A study on pediatric patients treated with VA-ECMO found that the median time of NI was 4 (3–5) days [23]. Bouglé et al. also showed that the median time of the infection in adults administrated with VA-ECMO and VAP was 5 (3–12) days [24]. Likewise, the present study demonstrated that the median time of NI during VA-ECMO was 5 (3–7) days. The fact that NI mostly occurs in the early days of VA-ECMO might be explained by the following three mechanisms. (1) We found that VA-ECMO-related NI mostly occurred in the lower respiratory tract. It has also been suggested that ECMO patients administered with IMV are more likely to be complicated by VAP, and VAP tends to occur in the early stage of IMV [17, 25]. (2) In the early stages of VA-ECMO, the patient’s blood comes into contact with the ECMO cannula and pump, resulting in abnormal immune function in the patient through pan-endothelial damage, leukocyte activation, and proinflammatory responses [9, 17]. (3) Some studies suggest that the infection rate in VA-ECMO patients is directly proportional to their blood flow, and that the flow is maintained at a high level in the early stages of VA-ECMO [26].

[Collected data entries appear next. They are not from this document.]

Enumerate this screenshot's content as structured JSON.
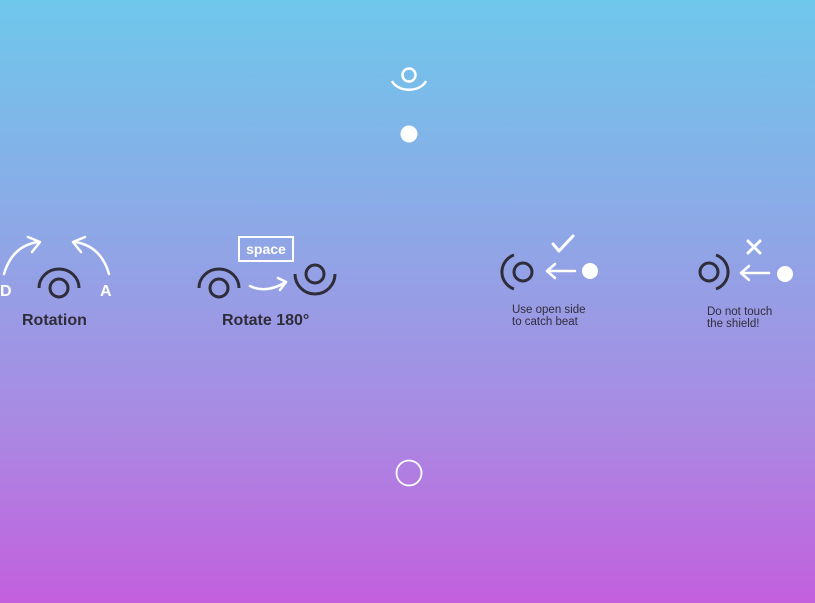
{
  "game": {
    "background_top": "#6ec8ec",
    "background_bottom": "#c35fdd",
    "ink_color": "#2f2d3a",
    "light_color": "#ffffff"
  },
  "tutorial": {
    "rotation": {
      "label": "Rotation",
      "left_key": "D",
      "right_key": "A",
      "icons": [
        "curved-arrow-left-icon",
        "curved-arrow-right-icon",
        "shielded-player-icon"
      ]
    },
    "rotate180": {
      "label": "Rotate 180°",
      "key": "space",
      "icons": [
        "shielded-player-icon",
        "arrow-right-icon",
        "flipped-player-icon"
      ]
    },
    "catch": {
      "line1": "Use open side",
      "line2": "to catch beat",
      "icons": [
        "check-icon",
        "arrow-left-icon",
        "beat-dot-icon",
        "open-side-player-icon"
      ]
    },
    "avoid": {
      "line1": "Do not touch",
      "line2": "the shield!",
      "icons": [
        "cross-icon",
        "arrow-left-icon",
        "beat-dot-icon",
        "shield-side-player-icon"
      ]
    }
  }
}
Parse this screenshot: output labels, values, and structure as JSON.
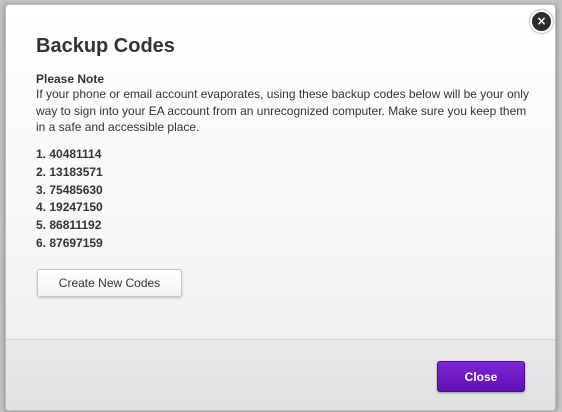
{
  "dialog": {
    "title": "Backup Codes",
    "close_icon_glyph": "×",
    "note_heading": "Please Note",
    "note_body": "If your phone or email account evaporates, using these backup codes below will be your only way to sign into your EA account from an unrecognized computer. Make sure you keep them in a safe and accessible place.",
    "codes": [
      "1. 40481114",
      "2. 13183571",
      "3. 75485630",
      "4. 19247150",
      "5. 86811192",
      "6. 87697159"
    ],
    "create_button_label": "Create New Codes",
    "close_button_label": "Close"
  },
  "colors": {
    "primary_button": "#6a1bc6",
    "close_icon_bg": "#2b2b2b",
    "text": "#333333"
  },
  "icons": {
    "close": "close-icon"
  }
}
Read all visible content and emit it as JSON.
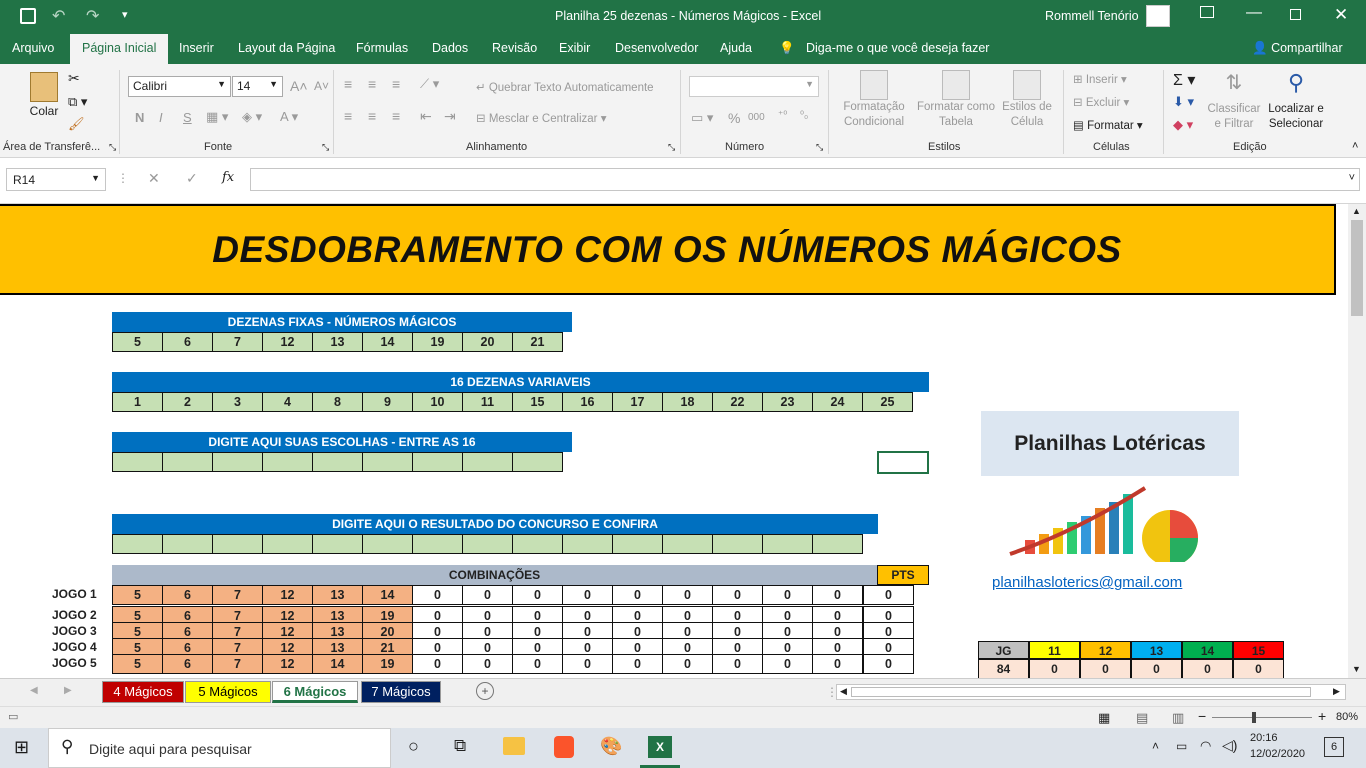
{
  "window": {
    "title": "Planilha 25 dezenas - Números Mágicos  -  Excel",
    "user": "Rommell Tenório"
  },
  "ribbon_tabs": [
    "Arquivo",
    "Página Inicial",
    "Inserir",
    "Layout da Página",
    "Fórmulas",
    "Dados",
    "Revisão",
    "Exibir",
    "Desenvolvedor",
    "Ajuda"
  ],
  "tell_me": "Diga-me o que você deseja fazer",
  "share": "Compartilhar",
  "ribbon": {
    "paste": "Colar",
    "clipboard": "Área de Transferê...",
    "font_name": "Calibri",
    "font_size": "14",
    "font_group": "Fonte",
    "bold": "N",
    "italic": "I",
    "underline": "S",
    "wrap": "Quebrar Texto Automaticamente",
    "merge": "Mesclar e Centralizar",
    "align_group": "Alinhamento",
    "number_format": "",
    "number_group": "Número",
    "percent": "%",
    "thousands": "000",
    "cond_format": "Formatação Condicional",
    "format_table": "Formatar como Tabela",
    "cell_styles": "Estilos de Célula",
    "styles_group": "Estilos",
    "insert": "Inserir",
    "delete": "Excluir",
    "format": "Formatar",
    "cells_group": "Células",
    "sort": "Classificar e Filtrar",
    "find": "Localizar e Selecionar",
    "edit_group": "Edição"
  },
  "formula_bar": {
    "name_box": "R14",
    "fx": "fx",
    "value": ""
  },
  "sheet": {
    "banner": "DESDOBRAMENTO COM OS NÚMEROS MÁGICOS",
    "fixed_header": "DEZENAS FIXAS - NÚMEROS MÁGICOS",
    "fixed": [
      "5",
      "6",
      "7",
      "12",
      "13",
      "14",
      "19",
      "20",
      "21"
    ],
    "variable_header": "16 DEZENAS VARIAVEIS",
    "variable": [
      "1",
      "2",
      "3",
      "4",
      "8",
      "9",
      "10",
      "11",
      "15",
      "16",
      "17",
      "18",
      "22",
      "23",
      "24",
      "25"
    ],
    "choose_header": "DIGITE AQUI SUAS ESCOLHAS - ENTRE AS 16",
    "result_header": "DIGITE AQUI O RESULTADO DO CONCURSO E CONFIRA",
    "comb_header": "COMBINAÇÕES",
    "pts_header": "PTS",
    "games": [
      {
        "label": "JOGO 1",
        "nums": [
          "5",
          "6",
          "7",
          "12",
          "13",
          "14"
        ],
        "zeros": [
          "0",
          "0",
          "0",
          "0",
          "0",
          "0",
          "0",
          "0",
          "0"
        ],
        "pts": "0"
      },
      {
        "label": "JOGO 2",
        "nums": [
          "5",
          "6",
          "7",
          "12",
          "13",
          "19"
        ],
        "zeros": [
          "0",
          "0",
          "0",
          "0",
          "0",
          "0",
          "0",
          "0",
          "0"
        ],
        "pts": "0"
      },
      {
        "label": "JOGO 3",
        "nums": [
          "5",
          "6",
          "7",
          "12",
          "13",
          "20"
        ],
        "zeros": [
          "0",
          "0",
          "0",
          "0",
          "0",
          "0",
          "0",
          "0",
          "0"
        ],
        "pts": "0"
      },
      {
        "label": "JOGO 4",
        "nums": [
          "5",
          "6",
          "7",
          "12",
          "13",
          "21"
        ],
        "zeros": [
          "0",
          "0",
          "0",
          "0",
          "0",
          "0",
          "0",
          "0",
          "0"
        ],
        "pts": "0"
      },
      {
        "label": "JOGO 5",
        "nums": [
          "5",
          "6",
          "7",
          "12",
          "14",
          "19"
        ],
        "zeros": [
          "0",
          "0",
          "0",
          "0",
          "0",
          "0",
          "0",
          "0",
          "0"
        ],
        "pts": "0"
      }
    ],
    "logo_title": "Planilhas Lotéricas",
    "email": "planilhasloterics@gmail.com",
    "summary": {
      "headers": [
        "JG",
        "11",
        "12",
        "13",
        "14",
        "15"
      ],
      "values": [
        "84",
        "0",
        "0",
        "0",
        "0",
        "0"
      ],
      "colors": [
        "#c0c0c0",
        "#ffff00",
        "#ffc000",
        "#00b0f0",
        "#00b050",
        "#ff0000"
      ]
    }
  },
  "sheet_tabs": [
    {
      "label": "4 Mágicos",
      "bg": "#c00000",
      "fg": "#ffffff"
    },
    {
      "label": "5 Mágicos",
      "bg": "#ffff00",
      "fg": "#000000"
    },
    {
      "label": "6 Mágicos",
      "bg": "#ffffff",
      "fg": "#217346"
    },
    {
      "label": "7 Mágicos",
      "bg": "#002060",
      "fg": "#ffffff"
    }
  ],
  "status": {
    "zoom": "80%"
  },
  "taskbar": {
    "search": "Digite aqui para pesquisar",
    "time": "20:16",
    "date": "12/02/2020",
    "notif": "6"
  }
}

This study had some limitations. First, there was difficulty in distinguishing between colonizing and pathogenic bacteria for diagnosing NI during ECMO. Second, this was a single-center retrospective study. The effect of NI on the mortality is still unclear because of the small sample size. Lastly, given the diverse types of cultivated bacteria and fungi, differences in collection sites, drug resistance, and combinations, as well as the large statistical bias, we only listed the bacterial types and cultivation sites without conducting relevant subgroup analysis.